Educational aims


The most important assumption made in a general theory of education is the assumption about
the end to be achieved, the aim. This is a commitment to value and a logical prerequisite of there being a theory at all. All practical theories, limited or general, must begin with some notion of a desirable end to be attained. Formally a general theory of education can be said to have one aim only: to produce a certain type of person, an educated man. The interesting question is how to give substantial content to this formal aim. There are two ways in which
this might be done. The first is to develop an analysis of the concept of education, to work out in detail the criteria which govern the actual use of this term. The criteria will be those which enable us to mark off the educated man from one who is not. The task of working out these criteria falls to the analytical philosopher of education. At the outset of this enterprise we meet with a complication. The term ‘education’ can be used in more than one way. In one of its uses it functions in a more or less descriptive way. A person’s education may be understood as the sum total of his experiences. This is a perfectly acceptable use of the word, so that it would not be inappropriate to say of a man that his education came to him as a street urchin, or in a mining camp, or in the army.

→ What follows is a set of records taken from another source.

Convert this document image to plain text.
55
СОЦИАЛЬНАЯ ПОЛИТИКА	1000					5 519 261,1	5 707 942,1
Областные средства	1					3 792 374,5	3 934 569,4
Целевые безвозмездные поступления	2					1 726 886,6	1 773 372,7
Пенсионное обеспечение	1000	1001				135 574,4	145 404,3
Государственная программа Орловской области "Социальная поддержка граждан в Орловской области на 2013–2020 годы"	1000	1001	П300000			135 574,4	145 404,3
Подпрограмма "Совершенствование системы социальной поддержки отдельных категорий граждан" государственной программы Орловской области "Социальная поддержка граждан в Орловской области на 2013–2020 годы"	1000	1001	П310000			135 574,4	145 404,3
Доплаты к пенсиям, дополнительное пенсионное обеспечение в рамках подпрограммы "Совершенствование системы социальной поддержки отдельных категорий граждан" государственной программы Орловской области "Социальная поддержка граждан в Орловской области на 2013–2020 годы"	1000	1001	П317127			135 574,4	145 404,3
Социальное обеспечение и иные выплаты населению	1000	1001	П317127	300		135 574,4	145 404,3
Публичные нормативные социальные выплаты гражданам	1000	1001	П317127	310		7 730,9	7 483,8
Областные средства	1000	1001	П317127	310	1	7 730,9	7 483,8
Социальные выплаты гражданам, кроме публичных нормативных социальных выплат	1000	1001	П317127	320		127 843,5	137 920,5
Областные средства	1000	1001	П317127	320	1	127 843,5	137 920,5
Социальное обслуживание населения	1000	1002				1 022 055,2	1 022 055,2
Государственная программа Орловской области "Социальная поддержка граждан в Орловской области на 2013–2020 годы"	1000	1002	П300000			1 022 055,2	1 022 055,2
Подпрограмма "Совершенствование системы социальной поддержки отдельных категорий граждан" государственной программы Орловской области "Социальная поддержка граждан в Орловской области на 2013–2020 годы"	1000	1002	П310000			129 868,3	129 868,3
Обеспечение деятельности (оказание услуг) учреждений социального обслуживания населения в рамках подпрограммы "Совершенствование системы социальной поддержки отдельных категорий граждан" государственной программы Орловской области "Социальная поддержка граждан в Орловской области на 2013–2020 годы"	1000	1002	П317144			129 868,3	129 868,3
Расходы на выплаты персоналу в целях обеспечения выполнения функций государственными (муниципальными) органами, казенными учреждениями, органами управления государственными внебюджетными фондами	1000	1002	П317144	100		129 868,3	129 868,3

A more restricted use would be to use it to describe what happens to an individual in specifically educational institutions
like schools or colleges. In this case to talk of a man’s education is to talk of his passing through a system. ‘He was educated at such-and-such a school’ signifies that he went to
the school in question. A more restricted sense still is one which imports into the notion of education some reference to value. Education, on this interpretation, is a normative or value term, and implies that what happens to the individual improves him in some way. The purely descriptive sense of the term carried no such implication; to comply in this case it is enough to have attended the school for a certain period. According to the normative use, an educated man is an improved man, and as such a desirable endproduct, someone who ought to be produced. It is this normative sense of education which provides the logicalstarting-point of a general theory, the commitment to produce something of value, a
desirable type of individual. Such a person would have specific characteristics, such as the possession of certain sorts of knowledge and skill, and the having of certain attitudes themselves regarded as worth having. The educated man would be one whose intellectual abilities had been developed, who was sensitive to matters of moral and aesthetic concern, who could appreciate the nature and force of mathematical and scientific thinking, who
could view the world along historical and geographical perspectives and who, moreover, had a regard for the importance of truth, accuracy, and elegance in thinking. A further
requirement is that the educated man is one whose knowledge and understanding is all of a piece, integrated, and not merely a mass of acquired information, piecemeal and unrelated.Taken all together these various criteria allow us to give content to the merely formal
notion of the educated man by specifying what conditions have to be satisfied before the term has application. The second way in which the aim may be given substance is to place it in some particular social, political or religious context. The formal aim simply demands an educated man, but this notion will vary in content according to the time, place
and culture in which the aim is to be realised. For Plato the educated man was one trained in mathematical and philosophical disciplines, cognizant of true reality in his grasp of the Forms and both able and willing to act as guardian and ruler of the state. For Herbert
Spencer, living in an age and society very different from Plato’s, the educated man was one who had acquired knowledge and intellectual development sufficient to enable him to support himself in an industrial and commercial society, to raise and support a family,
to play the part of a citizen in such a society and to use his leisure wisely. The kind of knowledge and skill which would have satisfied Plato’s requirement would not have been
much to the point in Spencer’s England. James Mill, Thomas Arnold, Cardinal Newman and John Dewey each formulated a different notion of what would count as an educated man. Present-day shapers of societies, like the rulers of Cuba, emergent Africa, and China
will no doubt have very different notions from those of nineteenth century Europe. Each will see the educated man in terms of what social demands will be made on such a man.It is perhaps worth mentioning here that the fact that the substance of the aim is bound to be culture-relative is a good reason why no general theory can provide recommendations applicable to all educational situations and why no such general theory will command
universal acceptance. What is important, however, is the fact that common to all such theories is the assumption that the educated man is someone worth producing. This
assumption establishes the educational aim, the logical point of departure for a general theory of education.